Second: HBGary was in the running to supply NATO's InfoSec needs - just weeks before the Aaron Barr hack bwahahaha:

From: Bob Slapnik [mailto:bob@hbgary.com]
Tue, 9 Nov 2010 12:35:40 -0500
To: Torrente Sabina [Internet]
"'Phil Wallisch'" <phil@hbgary.com>,"'Penny Leavy'" <penny@hbgary.com>,<sam@hbgary.com>,<butter@hbgary.com>
Subject: NATO POC

Team,

NATO wants the onsite eval to happen on Jan 10-11, 2011. Is everybody OK with these dates? Want me to push for a third day?

I like the idea of sending Phil and Jim. Given their extensive history with EE and Jim knowing many of these people, it makes sense to send Jim with Phil. Besides the revenue we can get from NATO, they would be a showcase account for all of Europe.

Thoughts?

Bob

cont.

http://hbgary.anonleaks.ch/phil_hbgary_com/9950h.html


(Aside: Recent puff-piece interview with "respected authority on computer security" lol Barr: http://threatpost.com/en_us/blogs/barr- ... sec-061511)

Last; LulzSec continues to rule the internets:

Breaking: LulzSec leaks Arizona law enforcement papers

Rob Beschizza at 3:56 PM Thursday, Jun 23, 2011

LulzSec just now announced a trove of leaked material from Arizona law enforcement agencies, made available as a 446MB torrent. [link at bb]

"We are releasing hundreds of private intelligence bulletins, training manuals, personal email correspondence, names, phone numbers, addresses and passwords belonging to Arizona law enforcement.
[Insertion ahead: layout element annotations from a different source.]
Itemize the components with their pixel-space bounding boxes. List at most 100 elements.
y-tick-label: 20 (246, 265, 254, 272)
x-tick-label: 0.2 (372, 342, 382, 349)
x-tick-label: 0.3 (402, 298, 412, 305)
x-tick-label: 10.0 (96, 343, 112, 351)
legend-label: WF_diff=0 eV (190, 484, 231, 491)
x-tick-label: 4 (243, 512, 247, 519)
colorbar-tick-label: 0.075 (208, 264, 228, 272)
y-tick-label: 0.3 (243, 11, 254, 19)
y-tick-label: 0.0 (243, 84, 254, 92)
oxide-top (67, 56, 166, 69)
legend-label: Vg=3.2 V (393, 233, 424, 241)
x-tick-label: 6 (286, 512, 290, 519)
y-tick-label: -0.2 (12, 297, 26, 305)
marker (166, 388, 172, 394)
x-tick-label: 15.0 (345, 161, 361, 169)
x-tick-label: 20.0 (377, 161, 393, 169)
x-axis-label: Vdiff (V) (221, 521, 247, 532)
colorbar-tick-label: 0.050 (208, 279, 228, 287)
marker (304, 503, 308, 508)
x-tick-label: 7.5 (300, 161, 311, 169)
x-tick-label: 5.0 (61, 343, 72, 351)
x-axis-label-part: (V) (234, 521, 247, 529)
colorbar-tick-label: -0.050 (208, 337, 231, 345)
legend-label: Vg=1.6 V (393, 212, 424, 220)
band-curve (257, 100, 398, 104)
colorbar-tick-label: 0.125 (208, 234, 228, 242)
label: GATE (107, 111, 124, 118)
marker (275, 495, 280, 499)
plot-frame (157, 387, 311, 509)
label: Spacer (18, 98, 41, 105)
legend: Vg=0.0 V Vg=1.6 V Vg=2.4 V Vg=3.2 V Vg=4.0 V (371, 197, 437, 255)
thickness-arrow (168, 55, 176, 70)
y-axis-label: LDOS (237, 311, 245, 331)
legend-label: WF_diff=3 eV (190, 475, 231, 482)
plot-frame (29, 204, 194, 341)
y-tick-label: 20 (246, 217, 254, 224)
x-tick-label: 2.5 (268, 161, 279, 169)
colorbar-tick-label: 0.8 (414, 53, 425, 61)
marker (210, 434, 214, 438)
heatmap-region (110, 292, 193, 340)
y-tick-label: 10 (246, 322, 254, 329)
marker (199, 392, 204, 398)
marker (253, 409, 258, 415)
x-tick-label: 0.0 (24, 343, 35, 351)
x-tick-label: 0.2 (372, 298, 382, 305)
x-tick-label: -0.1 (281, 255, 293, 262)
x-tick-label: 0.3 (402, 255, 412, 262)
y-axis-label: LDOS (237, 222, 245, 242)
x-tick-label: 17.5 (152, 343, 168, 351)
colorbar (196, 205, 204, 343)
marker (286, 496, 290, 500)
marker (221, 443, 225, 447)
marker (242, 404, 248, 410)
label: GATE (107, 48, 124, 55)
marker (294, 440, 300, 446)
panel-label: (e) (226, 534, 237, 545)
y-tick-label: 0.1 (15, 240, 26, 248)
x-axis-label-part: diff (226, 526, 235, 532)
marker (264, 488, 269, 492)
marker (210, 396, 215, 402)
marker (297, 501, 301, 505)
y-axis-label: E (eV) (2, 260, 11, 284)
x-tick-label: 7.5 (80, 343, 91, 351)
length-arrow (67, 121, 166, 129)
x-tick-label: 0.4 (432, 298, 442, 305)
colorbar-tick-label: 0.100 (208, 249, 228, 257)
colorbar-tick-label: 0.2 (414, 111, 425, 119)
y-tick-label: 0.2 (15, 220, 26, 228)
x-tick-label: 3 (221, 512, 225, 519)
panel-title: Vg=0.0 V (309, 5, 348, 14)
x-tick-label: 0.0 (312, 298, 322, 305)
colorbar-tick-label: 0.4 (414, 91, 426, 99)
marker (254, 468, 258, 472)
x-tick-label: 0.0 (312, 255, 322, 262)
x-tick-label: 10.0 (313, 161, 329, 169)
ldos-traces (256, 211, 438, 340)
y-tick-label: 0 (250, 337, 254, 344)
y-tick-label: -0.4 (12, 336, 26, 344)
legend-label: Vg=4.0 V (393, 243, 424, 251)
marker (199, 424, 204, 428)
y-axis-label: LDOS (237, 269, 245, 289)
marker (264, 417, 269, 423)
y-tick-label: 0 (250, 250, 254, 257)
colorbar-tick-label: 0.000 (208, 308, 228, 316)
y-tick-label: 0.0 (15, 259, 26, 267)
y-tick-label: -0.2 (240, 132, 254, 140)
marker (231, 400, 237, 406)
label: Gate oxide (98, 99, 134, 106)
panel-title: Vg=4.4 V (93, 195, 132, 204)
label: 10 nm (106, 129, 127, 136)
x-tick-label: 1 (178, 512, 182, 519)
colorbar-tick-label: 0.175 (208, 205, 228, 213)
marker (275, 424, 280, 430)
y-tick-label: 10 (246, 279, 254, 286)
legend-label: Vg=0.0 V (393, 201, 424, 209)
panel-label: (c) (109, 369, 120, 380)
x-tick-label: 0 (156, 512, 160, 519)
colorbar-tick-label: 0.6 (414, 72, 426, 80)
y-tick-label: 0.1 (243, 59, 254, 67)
We are targeting AZDPS specifically because we are against SB1070 and the racial profiling anti-immigrant police state that is Arizona.

The documents classified as "law enforcement sensitive", "not for public
distribution", and "for official use only" are primarily related to border
patrol and counter-terrorism operations and describe the use of informants to
infiltrate various gangs, cartels, motorcycle clubs, Nazi groups, and protest
movements.

Every week we plan on releasing more classified documents and embarassing
personal details of military and law enforcement in an effort not just to reveal
their racist and corrupt nature but to purposefully sabotage their efforts to
terrorize communities fighting an unjust "war on drugs".

Hackers of the world are uniting and taking direct action against our common
oppressors - the government, corporations, police, and militaries of the world.
See you again real soon! ;D"


http://www.boingboing.net/2011/06/23/br ... c-lea.html


Some thoughts:

-Right now, NO ONE trusts their InfoSec.

-Law enforcement haven't a clue. All they've got right now is a 19 kid who was doxed (publicly ID'd) by LulzSec 'cause he was going to snitch.

-Being unable to protect their information right now, this minute, conspiratorial organizations are going to be internally focused, racing to track down, limit access to, move, and hide their databases without any way to tell who to trust to do it effectively, save simply unplugging.

Ergo, Assange's theory of governance/conspiracy is now no longer just theory:

An authoritarian conspiracy that cannot think is powerless to preserve itself against the opponents it induces
When we look at an authoritarian conspiracy as a whole, we see a system of interacting organs, a beast with arteries and veins whose blood may be thickened and slowed until it falls, stupefied; unable to sufficiently comprehend and control the forces in its environment.
Later we will see how new technology and insights into the psychological motivations of conspirators can give us practical methods for preventing or reducing important communication between authoritarian conspirators, foment strong resistance to authoritarian planning and create powerful incentives for more humane forms of governance.